What's the difference between a fiat and a ferrari? What's the difference between CentOS and Linux Mint? What's the difference between a macdonalds and a michelin burger?
I have friends and groups on both platforms. On Signal, I'm basically just sending messages (and only unimportant one, like, when are we meeting. Sending media mostly sucks so I generally only have very dry chats on Signal).
Whereas on Telegram, I'm having fun. In fact it's so versatile, that my wife and I use it as a collaborative note-taking system, archiver, cvs, live shopping list, news app (currently browsing hackernews from telegram), etc. We basically have our whole life organised via Telegram. I lose count of all the features I use effortlessly on a daily basis, and only realise it when I find myself on another app. This is despite the fact that both Signal and whatsapp have since tried to copy some of these features, because they do so badly. A simple example that comes to mind: editing messages. It took years for whatsapp to be able to edit a message (I still remember the old asterisk etiquette to indicate you were issuing a correction to a previous message). Now you can, but it's horrible ux; I think you long press and then there's a button next to copy which opens a menu where you find a pencil which means edit, or sth like that. In telegram I don't even remember how you do it, because it's so intuitive that I don't have to.

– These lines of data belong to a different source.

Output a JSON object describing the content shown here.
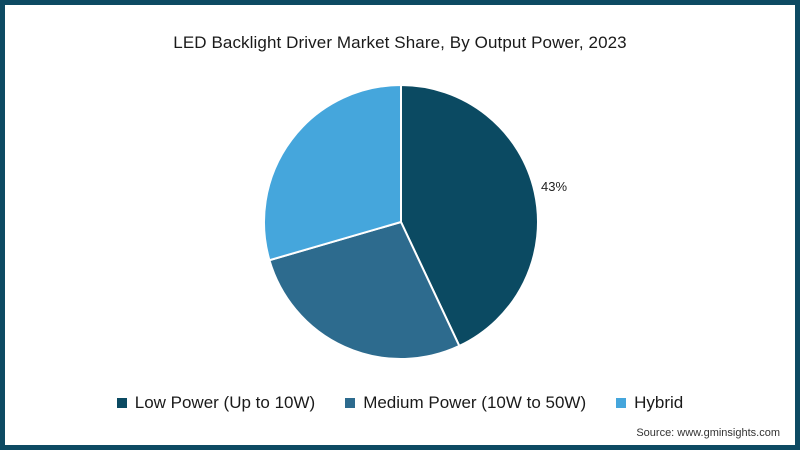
{
  "chart_data": {
    "type": "pie",
    "title": "LED Backlight Driver Market Share, By Output Power, 2023",
    "categories": [
      "Low Power (Up to 10W)",
      "Medium Power (10W to 50W)",
      "Hybrid"
    ],
    "values": [
      43,
      27.5,
      29.5
    ],
    "colors": [
      "#0b4a62",
      "#2d6b8e",
      "#45a6dc"
    ],
    "data_labels": [
      {
        "category": "Low Power (Up to 10W)",
        "text": "43%"
      }
    ],
    "start_angle_deg": 0,
    "direction": "clockwise",
    "legend_position": "bottom"
  },
  "title": "LED Backlight Driver Market Share, By Output Power, 2023",
  "legend": [
    {
      "label": "Low Power (Up to 10W)",
      "color": "#0b4a62"
    },
    {
      "label": "Medium Power (10W to 50W)",
      "color": "#2d6b8e"
    },
    {
      "label": "Hybrid",
      "color": "#45a6dc"
    }
  ],
  "pie_label": "43%",
  "source": "Source: www.gminsights.com",
  "frame_color": "#0d4a63"
}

Perhaps that's why I find the whole "Telegram encryption" discussion baffling to be honest. For me, it's just one of Telegram's many extra features you can use. You don't have to use it, but it's there if you want to. I don't feel like Telegram has ever tried to mislead its users that it's raison d'etre is for it to be a secret platform only useful if you're a terrorist (like the UK government seems to want to portray it recently).
I get the point about "encryption by default", but this doesn't come for free, there are usability sacrifices that come with it, and not everyone cares for it. Insisting that not having encryption by default marrs the whole app sounds similar to me saying not having a particular set of emojis set as the default marrs the whole app. It feels disingenuous somehow.